21 juin 2009
rayures, failles, bordures
03 février 2009
Echafaudages
On s'en fait, des noeuds et des constructions parfois. On se monte tout un truc, qui tient plus ou moins la route, mais qu'est bien intriqué à tout un tas d'autres trucs, dont des trucs sur lesquels on s'appuie depuis longtemps pour se soutenir là où la terrre ferme semble nous faire défaut, là où on se fait défaut à soi-même. Et puis, on en a un peu besoin de faire ces constructions et ces bricolages. Le monde est pas si facile à comprendre que tout tiendrait de soi ! Et puis c'est pas comme si tout s'emboîtait merveilleusement. ça grince, ça tire, ça s'ajuste pas, ça porte à faux. Alors il faut rajouter des planches, des clous, des contre-forts, faire une extension.
Mais il faut aussi parfois ne pas s'accrocher tant à son attirail ! Parce qu'à force de dépenser toute son énergie à empêcher son château de cartes de s'écrouler, on risque d'abord de n'obtenir qu'un château fort très dense et très laid, et puis surtout, très loin du monde. Et c'est quand qu'on trouve alors le temps de s'étendre sur l'herbe verte ?
(Je sais, c'est pas la saison, mais même pour y rêver un peu, il faut savoir lâcher l'échafaudage.)
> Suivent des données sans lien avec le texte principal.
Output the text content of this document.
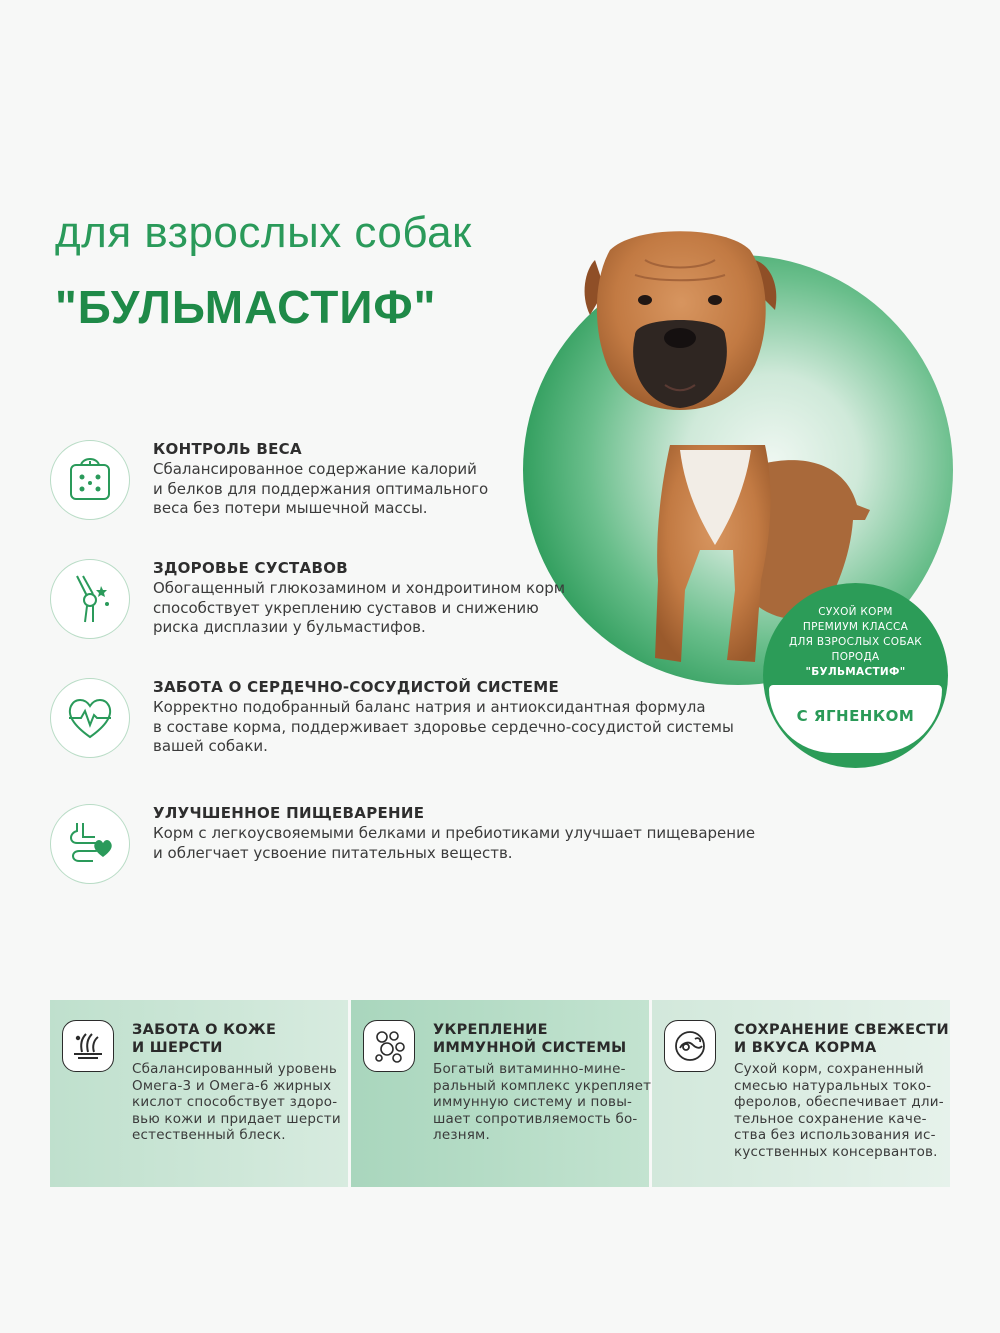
для взрослых собак
"БУЛЬМАСТИФ"
СУХОЙ КОРМ
ПРЕМИУМ КЛАССА
ДЛЯ ВЗРОСЛЫХ СОБАК
ПОРОДА
"БУЛЬМАСТИФ"
С ЯГНЕНКОМ
КОНТРОЛЬ ВЕСА
Сбалансированное содержание калорий
и белков для поддержания оптимального
веса без потери мышечной массы.
ЗДОРОВЬЕ СУСТАВОВ
Обогащенный глюкозамином и хондроитином корм
способствует укреплению суставов и снижению
риска дисплазии у бульмастифов.
ЗАБОТА О СЕРДЕЧНО-СОСУДИСТОЙ СИСТЕМЕ
Корректно подобранный баланс натрия и антиоксидантная формула
в составе корма, поддерживает здоровье сердечно-сосудистой системы
вашей собаки.
УЛУЧШЕННОЕ ПИЩЕВАРЕНИЕ
Корм с легкоусвояемыми белками и пребиотиками улучшает пищеварение
и облегчает усвоение питательных веществ.
ЗАБОТА О КОЖЕ
И ШЕРСТИ
Сбалансированный уровень
Омега-3 и Омега-6 жирных
кислот способствует здоро-
вью кожи и придает шерсти
естественный блеск.
УКРЕПЛЕНИЕ
ИММУННОЙ СИСТЕМЫ
Богатый витаминно-мине-
ральный комплекс укрепляет
иммунную систему и повы-
шает сопротивляемость бо-
лезням.
СОХРАНЕНИЕ СВЕЖЕСТИ
И ВКУСА КОРМА
Сухой корм, сохраненный
смесью натуральных токо-
феролов, обеспечивает дли-
тельное сохранение каче-
ства без использования ис-
кусственных консервантов.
(à voir comment poursuivre sans s'obliger à se coincer dans une métaphore foireuse, en même temps, garder l'idée de ces bricolages qu'on fait pour se soutenir face à nos failles, et comment on retrouve de la plasticité pour vivre, agir, désirer, garder les désirs vivants, être juste par rapport à soi, et rencontrer les autres tout ça ! Avec tout le neuf que ça apporte, les nouveaux chemins, les nouveaux matériaux, les extensions baroques etc. Et avec ça les failles qui disparaissent pas pour autant, re-etc.)